Die US-Regierung hat zusätzliche Zölle in Höhe von 12,5 Prozent auf brasilianische Produkte verhängt, wodurch der betroffene Anteil der Exporte in das Land laut dem Entwicklungsministerium auf 47,3 Prozent gestiegen ist.
Am Donnerstag, dem 23. Juli 2026, kündigte Präsident Donald Trump den neuen Zollsatz von 12,5 Prozent an, der auf Sektion 301 beruht und mit Versäumnissen bei der Bekämpfung von Zwangsarbeit begründet wurde. Das Entwicklungsministerium berechnete, dass die Maßnahme in Kombination mit früheren Zöllen von 25 Prozent sowie Stahl- und Aluminiumaufschlägen 23,1 Prozent der brasilianischen Verkäufe allein durch den neuen Satz betrifft, während 16,5 Prozent dem kumulierten Satz von 37,5 Prozent unterliegen.

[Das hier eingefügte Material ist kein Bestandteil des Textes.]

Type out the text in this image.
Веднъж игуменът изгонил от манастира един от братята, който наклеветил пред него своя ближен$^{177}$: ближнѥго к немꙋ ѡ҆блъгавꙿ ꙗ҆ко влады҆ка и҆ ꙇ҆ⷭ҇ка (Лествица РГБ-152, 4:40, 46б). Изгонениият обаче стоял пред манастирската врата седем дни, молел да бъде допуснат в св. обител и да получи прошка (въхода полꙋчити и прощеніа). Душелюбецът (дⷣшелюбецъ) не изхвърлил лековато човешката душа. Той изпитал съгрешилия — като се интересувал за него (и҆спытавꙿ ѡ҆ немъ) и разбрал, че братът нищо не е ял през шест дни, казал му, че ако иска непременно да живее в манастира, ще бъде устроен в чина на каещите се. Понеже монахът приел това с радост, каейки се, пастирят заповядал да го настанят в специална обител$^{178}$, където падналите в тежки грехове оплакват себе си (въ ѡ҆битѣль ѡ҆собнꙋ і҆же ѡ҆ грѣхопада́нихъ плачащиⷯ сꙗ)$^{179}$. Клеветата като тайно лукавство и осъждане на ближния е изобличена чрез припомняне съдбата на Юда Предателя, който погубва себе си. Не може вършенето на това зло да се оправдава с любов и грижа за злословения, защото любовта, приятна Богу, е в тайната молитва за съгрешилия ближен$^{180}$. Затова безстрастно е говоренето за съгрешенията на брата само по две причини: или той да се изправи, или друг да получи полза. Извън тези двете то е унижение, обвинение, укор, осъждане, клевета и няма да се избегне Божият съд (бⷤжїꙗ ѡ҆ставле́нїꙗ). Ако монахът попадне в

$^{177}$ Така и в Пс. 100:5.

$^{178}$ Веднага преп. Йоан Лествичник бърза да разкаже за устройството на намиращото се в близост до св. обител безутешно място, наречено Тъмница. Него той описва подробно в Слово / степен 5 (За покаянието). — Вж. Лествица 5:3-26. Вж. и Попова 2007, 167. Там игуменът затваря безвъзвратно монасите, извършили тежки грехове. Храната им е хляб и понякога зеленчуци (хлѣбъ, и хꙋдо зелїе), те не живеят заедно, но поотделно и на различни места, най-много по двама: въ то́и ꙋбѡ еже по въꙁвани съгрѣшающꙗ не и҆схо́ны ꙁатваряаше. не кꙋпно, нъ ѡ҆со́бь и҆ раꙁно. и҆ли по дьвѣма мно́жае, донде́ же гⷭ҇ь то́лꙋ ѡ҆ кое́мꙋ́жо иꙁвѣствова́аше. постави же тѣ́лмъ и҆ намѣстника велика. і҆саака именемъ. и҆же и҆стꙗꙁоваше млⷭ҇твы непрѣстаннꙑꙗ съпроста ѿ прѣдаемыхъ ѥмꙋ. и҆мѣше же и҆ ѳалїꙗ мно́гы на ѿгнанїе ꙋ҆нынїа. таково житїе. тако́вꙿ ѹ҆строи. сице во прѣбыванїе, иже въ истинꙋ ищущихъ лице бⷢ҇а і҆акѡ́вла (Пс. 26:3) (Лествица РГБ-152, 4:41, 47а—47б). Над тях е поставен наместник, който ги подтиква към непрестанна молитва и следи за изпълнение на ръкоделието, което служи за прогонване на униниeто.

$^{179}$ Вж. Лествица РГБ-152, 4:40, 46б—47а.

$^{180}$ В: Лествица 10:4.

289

Die brasilianischen Exporte in die USA gingen nach einem Rekordwert von 40,4 Milliarden US-Dollar im Jahr 2024 auf 37,7 Milliarden US-Dollar im Jahr 2025 zurück und beliefen sich in der ersten Jahreshälfte 2026 auf 17,4 Milliarden US-Dollar, was einem Rückgang von 13 Prozent gegenüber dem Vorjahreszeitraum entspricht. Das Ministerium führte die Verlangsamung auf geringere Lieferungen von Öl sowie Eisen- und Stahlprodukten zurück.
Die Regierung Lula hat unter dem Reziprozitätsgesetz Verfahren für mögliche Vergeltungsmaßnahmen eingeleitet, wobei die endgültige Entscheidung von Untersuchungen abhängt, die Monate in Anspruch nehmen könnten. Vizepräsident Geraldo Alckmin erklärte, es gehe nicht um Vergeltung, sondern um die Korrektur von Ungerechtigkeiten. Die Nationale Vereinigung der Arbeitssteuerprüfer kritisierte die US-Maßnahme als technisch unbegründet.